URLs: A URL (or URI) has a lot of internal structure. For instance, the URL http://www.cafeconleche.org:80/books/xmljava/chapters/ch09s07.html#d0e15480 has a protocol, a host (which itself has a host name, a domain name , and a top-level domain), a port, a file path , and a fragment identifier. Theoretically, you could mark this up like so:
```
 <url>   <protocol>http</protocol>   <host>www.cafeconleche.org</host>   <port>80</port>   <file>/books/xmljava/chapters/ch09s07.html</file>   <fragment>d0e15480</fragment> </url> 
```
However, in practice this is almost never done, and with good reason. Almost every use of a URL, from passing it to a method in a programming API to copying it and pasting into the browser location bar to painting it on the side of a building, expects to receive an entire URL, not a piece of one. In those rare cases where you need to divide a URL into its component parts, most APIs provide adequate support. Thus it's best not to subdivide the URL beyond what everyone expects.

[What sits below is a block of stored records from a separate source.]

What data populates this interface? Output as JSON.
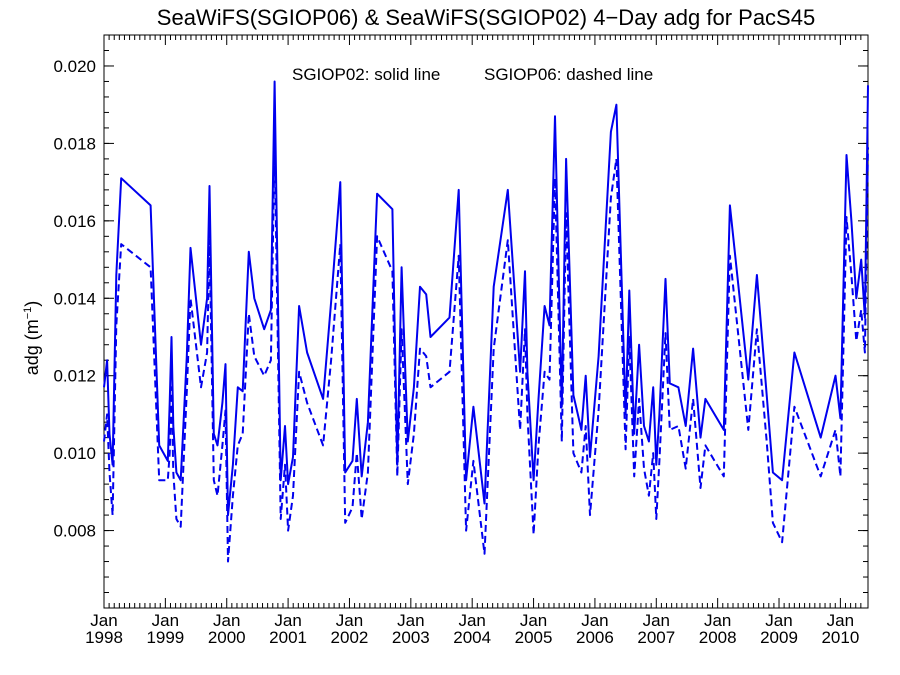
{
  "chart_data": {
    "type": "line",
    "title": "SeaWiFS(SGIOP06) & SeaWiFS(SGIOP02) 4−Day adg for PacS45",
    "annotation_solid": "SGIOP02: solid line",
    "annotation_dashed": "SGIOP06: dashed line",
    "ylabel": "adg (m",
    "ylabel_sup": "−1",
    "ylabel_close": ")",
    "xlim": [
      1998.0,
      2010.45
    ],
    "ylim": [
      0.006,
      0.0208
    ],
    "yticks": [
      {
        "value": 0.008,
        "label": "0.008"
      },
      {
        "value": 0.01,
        "label": "0.010"
      },
      {
        "value": 0.012,
        "label": "0.012"
      },
      {
        "value": 0.014,
        "label": "0.014"
      },
      {
        "value": 0.016,
        "label": "0.016"
      },
      {
        "value": 0.018,
        "label": "0.018"
      },
      {
        "value": 0.02,
        "label": "0.020"
      }
    ],
    "xticks": [
      {
        "value": 1998,
        "month": "Jan",
        "year": "1998"
      },
      {
        "value": 1999,
        "month": "Jan",
        "year": "1999"
      },
      {
        "value": 2000,
        "month": "Jan",
        "year": "2000"
      },
      {
        "value": 2001,
        "month": "Jan",
        "year": "2001"
      },
      {
        "value": 2002,
        "month": "Jan",
        "year": "2002"
      },
      {
        "value": 2003,
        "month": "Jan",
        "year": "2003"
      },
      {
        "value": 2004,
        "month": "Jan",
        "year": "2004"
      },
      {
        "value": 2005,
        "month": "Jan",
        "year": "2005"
      },
      {
        "value": 2006,
        "month": "Jan",
        "year": "2006"
      },
      {
        "value": 2007,
        "month": "Jan",
        "year": "2007"
      },
      {
        "value": 2008,
        "month": "Jan",
        "year": "2008"
      },
      {
        "value": 2009,
        "month": "Jan",
        "year": "2009"
      },
      {
        "value": 2010,
        "month": "Jan",
        "year": "2010"
      }
    ],
    "line_color": "#0000ee",
    "series": [
      {
        "name": "SGIOP02",
        "style": "solid",
        "points": [
          [
            1998.0,
            0.0117
          ],
          [
            1998.05,
            0.0124
          ],
          [
            1998.09,
            0.0105
          ],
          [
            1998.14,
            0.0097
          ],
          [
            1998.2,
            0.0146
          ],
          [
            1998.28,
            0.0171
          ],
          [
            1998.76,
            0.0164
          ],
          [
            1998.9,
            0.0102
          ],
          [
            1999.04,
            0.0098
          ],
          [
            1999.07,
            0.0113
          ],
          [
            1999.1,
            0.013
          ],
          [
            1999.13,
            0.0107
          ],
          [
            1999.18,
            0.0095
          ],
          [
            1999.25,
            0.0093
          ],
          [
            1999.35,
            0.0125
          ],
          [
            1999.41,
            0.0153
          ],
          [
            1999.58,
            0.0128
          ],
          [
            1999.68,
            0.014
          ],
          [
            1999.72,
            0.0169
          ],
          [
            1999.79,
            0.0105
          ],
          [
            1999.85,
            0.0102
          ],
          [
            1999.93,
            0.0113
          ],
          [
            1999.98,
            0.0123
          ],
          [
            2000.02,
            0.0084
          ],
          [
            2000.1,
            0.0097
          ],
          [
            2000.18,
            0.0117
          ],
          [
            2000.26,
            0.0116
          ],
          [
            2000.36,
            0.0152
          ],
          [
            2000.45,
            0.014
          ],
          [
            2000.61,
            0.0132
          ],
          [
            2000.72,
            0.0137
          ],
          [
            2000.78,
            0.0196
          ],
          [
            2000.88,
            0.0093
          ],
          [
            2000.95,
            0.0107
          ],
          [
            2001.0,
            0.0092
          ],
          [
            2001.08,
            0.0099
          ],
          [
            2001.18,
            0.0138
          ],
          [
            2001.31,
            0.0126
          ],
          [
            2001.57,
            0.0114
          ],
          [
            2001.7,
            0.0139
          ],
          [
            2001.85,
            0.017
          ],
          [
            2001.93,
            0.0095
          ],
          [
            2002.05,
            0.0098
          ],
          [
            2002.12,
            0.0114
          ],
          [
            2002.2,
            0.0094
          ],
          [
            2002.3,
            0.0108
          ],
          [
            2002.45,
            0.0167
          ],
          [
            2002.7,
            0.0163
          ],
          [
            2002.78,
            0.0097
          ],
          [
            2002.85,
            0.0148
          ],
          [
            2002.95,
            0.0103
          ],
          [
            2003.05,
            0.0117
          ],
          [
            2003.15,
            0.0143
          ],
          [
            2003.25,
            0.0141
          ],
          [
            2003.32,
            0.013
          ],
          [
            2003.63,
            0.0135
          ],
          [
            2003.78,
            0.0168
          ],
          [
            2003.9,
            0.0093
          ],
          [
            2004.02,
            0.0112
          ],
          [
            2004.2,
            0.0087
          ],
          [
            2004.35,
            0.0143
          ],
          [
            2004.58,
            0.0168
          ],
          [
            2004.78,
            0.0121
          ],
          [
            2004.86,
            0.0147
          ],
          [
            2004.9,
            0.0121
          ],
          [
            2005.0,
            0.0093
          ],
          [
            2005.08,
            0.0114
          ],
          [
            2005.18,
            0.0138
          ],
          [
            2005.26,
            0.0133
          ],
          [
            2005.35,
            0.0187
          ],
          [
            2005.46,
            0.0112
          ],
          [
            2005.53,
            0.0176
          ],
          [
            2005.65,
            0.0115
          ],
          [
            2005.78,
            0.0106
          ],
          [
            2005.85,
            0.012
          ],
          [
            2005.92,
            0.0099
          ],
          [
            2006.06,
            0.0125
          ],
          [
            2006.26,
            0.0183
          ],
          [
            2006.35,
            0.019
          ],
          [
            2006.5,
            0.011
          ],
          [
            2006.56,
            0.0142
          ],
          [
            2006.64,
            0.0105
          ],
          [
            2006.72,
            0.0128
          ],
          [
            2006.8,
            0.0107
          ],
          [
            2006.88,
            0.0103
          ],
          [
            2006.95,
            0.0117
          ],
          [
            2007.0,
            0.0097
          ],
          [
            2007.05,
            0.011
          ],
          [
            2007.15,
            0.0145
          ],
          [
            2007.22,
            0.0118
          ],
          [
            2007.36,
            0.0117
          ],
          [
            2007.48,
            0.0107
          ],
          [
            2007.6,
            0.0127
          ],
          [
            2007.72,
            0.0104
          ],
          [
            2007.8,
            0.0114
          ],
          [
            2008.1,
            0.0106
          ],
          [
            2008.2,
            0.0164
          ],
          [
            2008.5,
            0.0119
          ],
          [
            2008.64,
            0.0146
          ],
          [
            2008.8,
            0.0115
          ],
          [
            2008.9,
            0.0095
          ],
          [
            2009.05,
            0.0093
          ],
          [
            2009.25,
            0.0126
          ],
          [
            2009.68,
            0.0104
          ],
          [
            2009.92,
            0.012
          ],
          [
            2010.0,
            0.0109
          ],
          [
            2010.1,
            0.0177
          ],
          [
            2010.18,
            0.016
          ],
          [
            2010.26,
            0.014
          ],
          [
            2010.34,
            0.015
          ],
          [
            2010.4,
            0.0135
          ],
          [
            2010.45,
            0.0195
          ]
        ]
      },
      {
        "name": "SGIOP06",
        "style": "dashed",
        "points": [
          [
            1998.0,
            0.0103
          ],
          [
            1998.05,
            0.011
          ],
          [
            1998.09,
            0.0095
          ],
          [
            1998.14,
            0.0084
          ],
          [
            1998.2,
            0.0133
          ],
          [
            1998.28,
            0.0154
          ],
          [
            1998.76,
            0.0148
          ],
          [
            1998.9,
            0.0093
          ],
          [
            1999.04,
            0.0093
          ],
          [
            1999.07,
            0.01
          ],
          [
            1999.1,
            0.0117
          ],
          [
            1999.13,
            0.0095
          ],
          [
            1999.18,
            0.0083
          ],
          [
            1999.25,
            0.0081
          ],
          [
            1999.35,
            0.0116
          ],
          [
            1999.41,
            0.014
          ],
          [
            1999.58,
            0.0117
          ],
          [
            1999.68,
            0.0126
          ],
          [
            1999.72,
            0.0155
          ],
          [
            1999.79,
            0.0093
          ],
          [
            1999.85,
            0.0089
          ],
          [
            1999.93,
            0.0102
          ],
          [
            1999.98,
            0.0111
          ],
          [
            2000.02,
            0.0072
          ],
          [
            2000.1,
            0.0089
          ],
          [
            2000.18,
            0.0102
          ],
          [
            2000.26,
            0.0105
          ],
          [
            2000.36,
            0.0136
          ],
          [
            2000.45,
            0.0125
          ],
          [
            2000.61,
            0.012
          ],
          [
            2000.72,
            0.0124
          ],
          [
            2000.78,
            0.018
          ],
          [
            2000.88,
            0.0083
          ],
          [
            2000.95,
            0.0097
          ],
          [
            2001.0,
            0.008
          ],
          [
            2001.08,
            0.0089
          ],
          [
            2001.18,
            0.0121
          ],
          [
            2001.31,
            0.0113
          ],
          [
            2001.57,
            0.0102
          ],
          [
            2001.7,
            0.0124
          ],
          [
            2001.85,
            0.0154
          ],
          [
            2001.93,
            0.0082
          ],
          [
            2002.05,
            0.0086
          ],
          [
            2002.12,
            0.01
          ],
          [
            2002.2,
            0.0083
          ],
          [
            2002.3,
            0.0095
          ],
          [
            2002.45,
            0.0156
          ],
          [
            2002.7,
            0.0147
          ],
          [
            2002.78,
            0.0094
          ],
          [
            2002.85,
            0.0132
          ],
          [
            2002.95,
            0.0092
          ],
          [
            2003.05,
            0.0105
          ],
          [
            2003.15,
            0.0127
          ],
          [
            2003.25,
            0.0125
          ],
          [
            2003.32,
            0.0117
          ],
          [
            2003.63,
            0.0121
          ],
          [
            2003.78,
            0.0151
          ],
          [
            2003.9,
            0.008
          ],
          [
            2004.02,
            0.0098
          ],
          [
            2004.2,
            0.0074
          ],
          [
            2004.35,
            0.0127
          ],
          [
            2004.58,
            0.0155
          ],
          [
            2004.78,
            0.0106
          ],
          [
            2004.86,
            0.0132
          ],
          [
            2004.9,
            0.011
          ],
          [
            2005.0,
            0.0079
          ],
          [
            2005.08,
            0.0102
          ],
          [
            2005.18,
            0.0121
          ],
          [
            2005.26,
            0.0119
          ],
          [
            2005.35,
            0.0171
          ],
          [
            2005.46,
            0.0103
          ],
          [
            2005.53,
            0.0162
          ],
          [
            2005.65,
            0.01
          ],
          [
            2005.78,
            0.0095
          ],
          [
            2005.85,
            0.0107
          ],
          [
            2005.92,
            0.0084
          ],
          [
            2006.06,
            0.0111
          ],
          [
            2006.26,
            0.0166
          ],
          [
            2006.35,
            0.0176
          ],
          [
            2006.5,
            0.0101
          ],
          [
            2006.56,
            0.013
          ],
          [
            2006.64,
            0.0094
          ],
          [
            2006.72,
            0.0114
          ],
          [
            2006.8,
            0.0096
          ],
          [
            2006.88,
            0.0089
          ],
          [
            2006.95,
            0.01
          ],
          [
            2007.0,
            0.0083
          ],
          [
            2007.05,
            0.0098
          ],
          [
            2007.15,
            0.0131
          ],
          [
            2007.22,
            0.0106
          ],
          [
            2007.36,
            0.0107
          ],
          [
            2007.48,
            0.0096
          ],
          [
            2007.6,
            0.0114
          ],
          [
            2007.72,
            0.0091
          ],
          [
            2007.8,
            0.0102
          ],
          [
            2008.1,
            0.0094
          ],
          [
            2008.2,
            0.0151
          ],
          [
            2008.5,
            0.0106
          ],
          [
            2008.64,
            0.0132
          ],
          [
            2008.8,
            0.0103
          ],
          [
            2008.9,
            0.0082
          ],
          [
            2009.05,
            0.0077
          ],
          [
            2009.25,
            0.0112
          ],
          [
            2009.68,
            0.0094
          ],
          [
            2009.92,
            0.0106
          ],
          [
            2010.0,
            0.0094
          ],
          [
            2010.1,
            0.0161
          ],
          [
            2010.18,
            0.0146
          ],
          [
            2010.26,
            0.0129
          ],
          [
            2010.34,
            0.0137
          ],
          [
            2010.4,
            0.0126
          ],
          [
            2010.45,
            0.0179
          ]
        ]
      }
    ]
  }
}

In general, if I suspect that an element might usefully be further divided, I will divide it. XML has the opposite of the Humpty-Dumpty problem: It's much easier to put the pieces back together again when content is split by tags than it is to break it apart when there aren't enough tags. Having too much markup in your data is rarely a practical problem. Having too little markup is much more cumbersome.